O seu lugar de Director da Bedeteca de Lisboa permitiu-lhe fazer tudo para mostrar uma Banda Desenhada diferente do mofo imundo que em que vivia. Já tinha mostrado, em parceria com Renato Abreu, como deveria ser a BD do futuro com a revista Lx Comics mas com a Bedeteca cristalizou o passado - recuperando Rafael Bordalo Pinheiro, Cottinelli Telmo, Carlos Botelho, Sérgio Luiz e Fernando Bento em monográficos mas também com a publicação de investigações sobre a História da BD portuguesa. Incentivou um presente-urgente com exposições estrangeiras da vanguarda europeia - Amok, Fréon, L'Association -, encomendando obras e livros, apoiando as fracas editoras que existiam na altura e os novos autores cheios de tusa recuperando para eles o título Lx Comics numa colecção de "comic-books", formato adorado na altura. Muitos dos nossos autores tiveram o seu primeiro livro publicado nesta colecção, logo eu e o Pedro Brito nos primeiros dois números e mais tarde André Lemos, Rafael Gouveia, João Chambel, Pepedelrey, Isabel Carvalho, Pedro Zamith e Francisco Sousa Lobo, citando apenas aqueles que foram/são associados nossos ou que publicamos com mais frequência. Houve mais artistas em 17 números!
O futuro também estava previsto, uma Bedeteca que seria um centro cultural. Tudo estava preparado com toda uma nova geração de artistas e editores a produzir obras do seu tempo.

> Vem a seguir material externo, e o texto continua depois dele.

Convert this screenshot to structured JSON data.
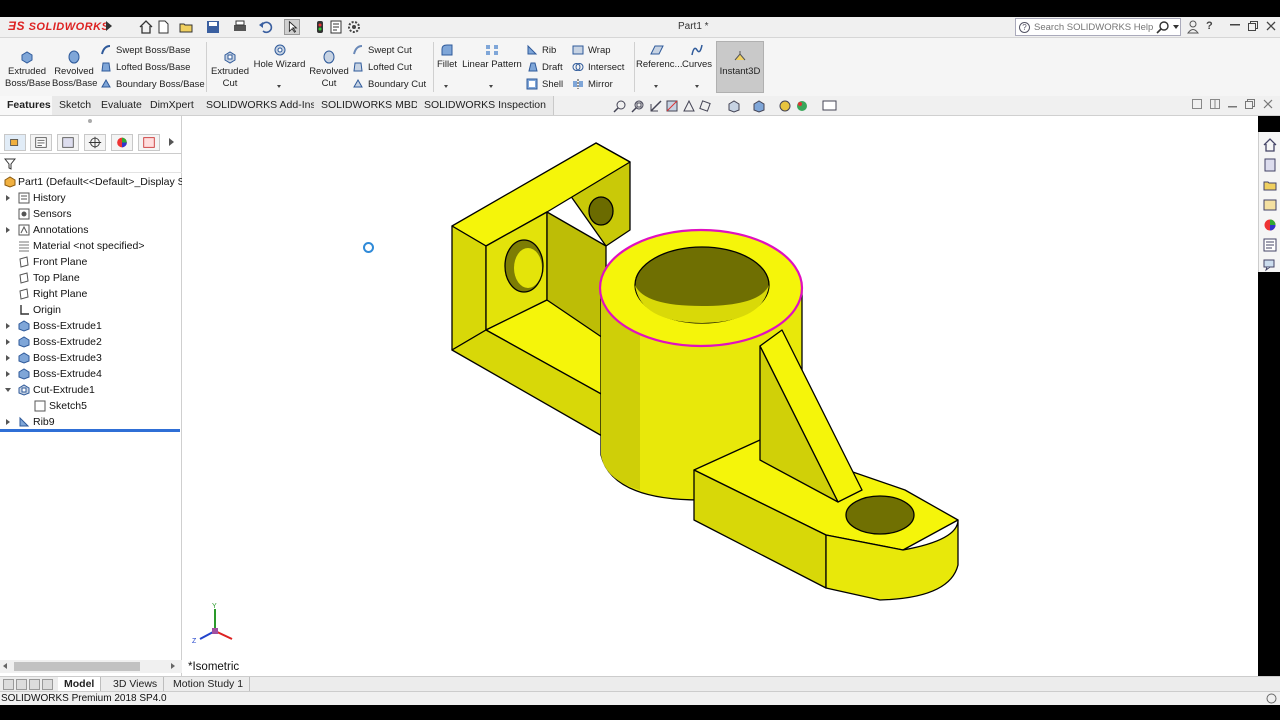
{
  "app": {
    "logo_text": "SOLIDWORKS",
    "window_title": "Part1 *",
    "search_placeholder": "Search SOLIDWORKS Help",
    "help_label": "?"
  },
  "ribbon": {
    "extruded_boss": [
      "Extruded",
      "Boss/Base"
    ],
    "revolved_boss": [
      "Revolved",
      "Boss/Base"
    ],
    "swept_boss": "Swept Boss/Base",
    "lofted_boss": "Lofted Boss/Base",
    "boundary_boss": "Boundary Boss/Base",
    "extruded_cut": [
      "Extruded",
      "Cut"
    ],
    "hole_wizard": "Hole Wizard",
    "revolved_cut": [
      "Revolved",
      "Cut"
    ],
    "swept_cut": "Swept Cut",
    "lofted_cut": "Lofted Cut",
    "boundary_cut": "Boundary Cut",
    "fillet": "Fillet",
    "linear_pattern": "Linear Pattern",
    "rib": "Rib",
    "draft": "Draft",
    "shell": "Shell",
    "wrap": "Wrap",
    "intersect": "Intersect",
    "mirror": "Mirror",
    "reference": "Referenc...",
    "curves": "Curves",
    "instant3d": "Instant3D"
  },
  "command_tabs": [
    "Features",
    "Sketch",
    "Evaluate",
    "DimXpert",
    "SOLIDWORKS Add-Ins",
    "SOLIDWORKS MBD",
    "SOLIDWORKS Inspection"
  ],
  "tree": {
    "root": "Part1  (Default<<Default>_Display S",
    "items": [
      {
        "label": "History"
      },
      {
        "label": "Sensors"
      },
      {
        "label": "Annotations"
      },
      {
        "label": "Material <not specified>"
      },
      {
        "label": "Front Plane"
      },
      {
        "label": "Top Plane"
      },
      {
        "label": "Right Plane"
      },
      {
        "label": "Origin"
      },
      {
        "label": "Boss-Extrude1"
      },
      {
        "label": "Boss-Extrude2"
      },
      {
        "label": "Boss-Extrude3"
      },
      {
        "label": "Boss-Extrude4"
      },
      {
        "label": "Cut-Extrude1"
      },
      {
        "label": "Sketch5"
      },
      {
        "label": "Rib9"
      }
    ]
  },
  "viewport": {
    "view_orientation": "*Isometric",
    "axis_y": "Y",
    "axis_z": "Z",
    "model_color": "#f5f50a",
    "edge_highlight_color": "#e010c0"
  },
  "bottom_tabs": [
    "Model",
    "3D Views",
    "Motion Study 1"
  ],
  "status": {
    "text": "SOLIDWORKS Premium 2018 SP4.0"
  }
}
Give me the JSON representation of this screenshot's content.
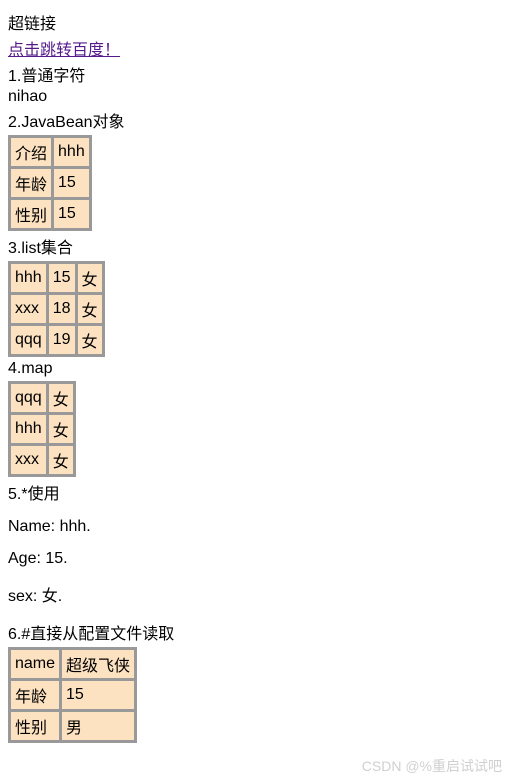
{
  "heading": "超链接",
  "link_text": "点击跳转百度！",
  "section1_label": "1.普通字符",
  "section1_value": "nihao",
  "section2_label": "2.JavaBean对象",
  "javabean": {
    "rows": [
      {
        "k": "介绍",
        "v": "hhh"
      },
      {
        "k": "年龄",
        "v": "15"
      },
      {
        "k": "性别",
        "v": "15"
      }
    ]
  },
  "section3_label": "3.list集合",
  "list": {
    "rows": [
      {
        "c0": "hhh",
        "c1": "15",
        "c2": "女"
      },
      {
        "c0": "xxx",
        "c1": "18",
        "c2": "女"
      },
      {
        "c0": "qqq",
        "c1": "19",
        "c2": "女"
      }
    ]
  },
  "section4_label": "4.map",
  "map": {
    "rows": [
      {
        "k": "qqq",
        "v": "女"
      },
      {
        "k": "hhh",
        "v": "女"
      },
      {
        "k": "xxx",
        "v": "女"
      }
    ]
  },
  "section5_label": "5.*使用",
  "star": {
    "name_line": "Name: hhh.",
    "age_line": "Age: 15.",
    "sex_line": "sex: 女."
  },
  "section6_label": "6.#直接从配置文件读取",
  "config": {
    "rows": [
      {
        "k": "name",
        "v": "超级飞侠"
      },
      {
        "k": "年龄",
        "v": "15"
      },
      {
        "k": "性别",
        "v": "男"
      }
    ]
  },
  "watermark": "CSDN @%重启试试吧"
}
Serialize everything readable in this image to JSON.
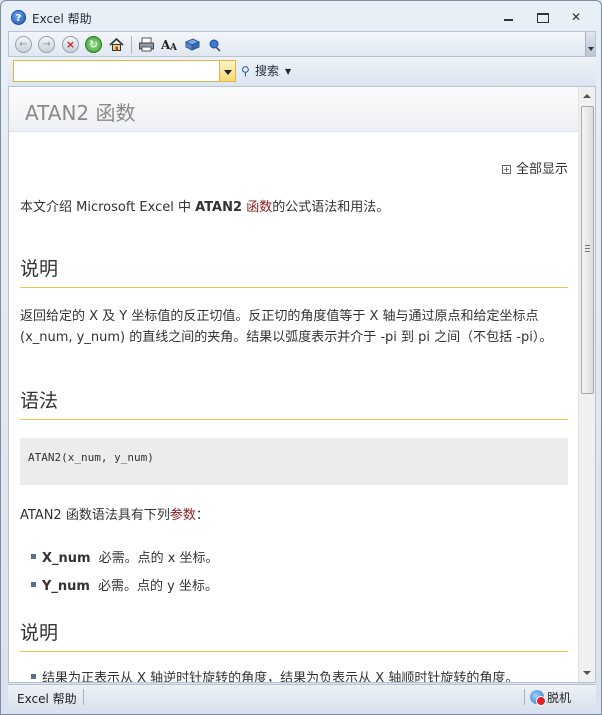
{
  "window": {
    "title": "Excel 帮助",
    "app_icon_glyph": "?"
  },
  "toolbar": {
    "icons": [
      "back-icon",
      "forward-icon",
      "stop-icon",
      "refresh-icon",
      "home-icon",
      "print-icon",
      "font-size-icon",
      "book-icon",
      "pin-icon"
    ]
  },
  "search": {
    "value": "",
    "button_label": "搜索"
  },
  "article": {
    "title": "ATAN2 函数",
    "show_all": "全部显示",
    "intro_pre": "本文介绍 Microsoft Excel 中 ",
    "intro_bold": "ATAN2",
    "intro_space": " ",
    "intro_link": "函数",
    "intro_post": "的公式语法和用法。",
    "section1_title": "说明",
    "section1_text": "返回给定的 X 及 Y 坐标值的反正切值。反正切的角度值等于 X 轴与通过原点和给定坐标点 (x_num, y_num) 的直线之间的夹角。结果以弧度表示并介于 -pi 到 pi 之间（不包括 -pi）。",
    "section2_title": "语法",
    "syntax": "ATAN2(x_num, y_num)",
    "params_intro_pre": "ATAN2 函数语法具有下列",
    "params_intro_link": "参数",
    "params_intro_post": "：",
    "params": [
      {
        "name": "X_num",
        "desc": "必需。点的 x 坐标。"
      },
      {
        "name": "Y_num",
        "desc": "必需。点的 y 坐标。"
      }
    ],
    "section3_title": "说明",
    "notes": [
      "结果为正表示从 X 轴逆时针旋转的角度，结果为负表示从 X 轴顺时针旋转的角度。"
    ]
  },
  "statusbar": {
    "left": "Excel 帮助",
    "right": "脱机"
  },
  "colors": {
    "link": "#8b1c1c",
    "heading_rule": "#f0c24e",
    "search_border": "#e0b445"
  }
}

Depois, foi tudo à vida, lentamente, perdoem-me o pudor místico, voltando a BD a algum retrocesso dos anos 90. Nem tudo regrediu, havia mais agentes em marcha, felizmente.
Hoje
Se o Presidente o homenageia, aposto que ele nem sabe o que é uma Bedeteca - nunca o vi a frequentar uma. Se há centenas de artistas e escritores a relembrarem Cotrim nas suas redes sociais, por outro lado, muita da gente da BD ignora-o. Não sabem o que ele fez e temo, dado que a cena é reacionária, que deverão arrotar postas de pescada imundas em breve. Talvez o silêncio ou ausência de discurso dos ditos amantes da BD seja uma benesse.
Na BD portuguesa, um lado estranha Cotrim e do outro (público em geral ainda) se estranha o que é a BD. Só José Marmeleira no Público soube escrever sobre um Cotrim equilibrado nos mundos da imprensa, literatura, edição e "bonecada" - será que ele gostava do Jimmy Corrigan? Não me lembro... Só me lembro da sua cara de gato traquinas.
Hoje, a actual "gestora" da Bedeteca de Lisboa, a Junta de Freguesia dos Olivais, anunciou que vai fechar o equipamento para obras. A coincidência não poderia de ser de pior gosto, ou digna de conspiração cósmica. Espero, no entanto, que seja um bom sinal para tratar da incúria e desinvestimento de uma década da Câmara Municipal de Lisboa e da dita Junta em relação ao palacete "farsolas" (assim Cotrim referia o Palácio do Contador-Mor) e ao seu acervo. Veremos...
Amanhã
Gostaria de ser mais optimista mas o que tenho visto do lado da cena da BD, o trabalho de Cotrim cairá em ignorância, como toda a Cultura em Portugal. Se se recuperam certos autores de outras áreas artísticas aqui e ali, na BD tudo é fatal e no máximo aposta-se no R.B. Pinheiro ou no Stuart. O resto não parece interessar a mais ninguém.
Para que serve uma Bedeteca no século XXI? Para combater a ignorância sobre e do próprio meio. Cotrim, o "rapaz mais esperto do mundo" já o sabia há 25 anos atrás.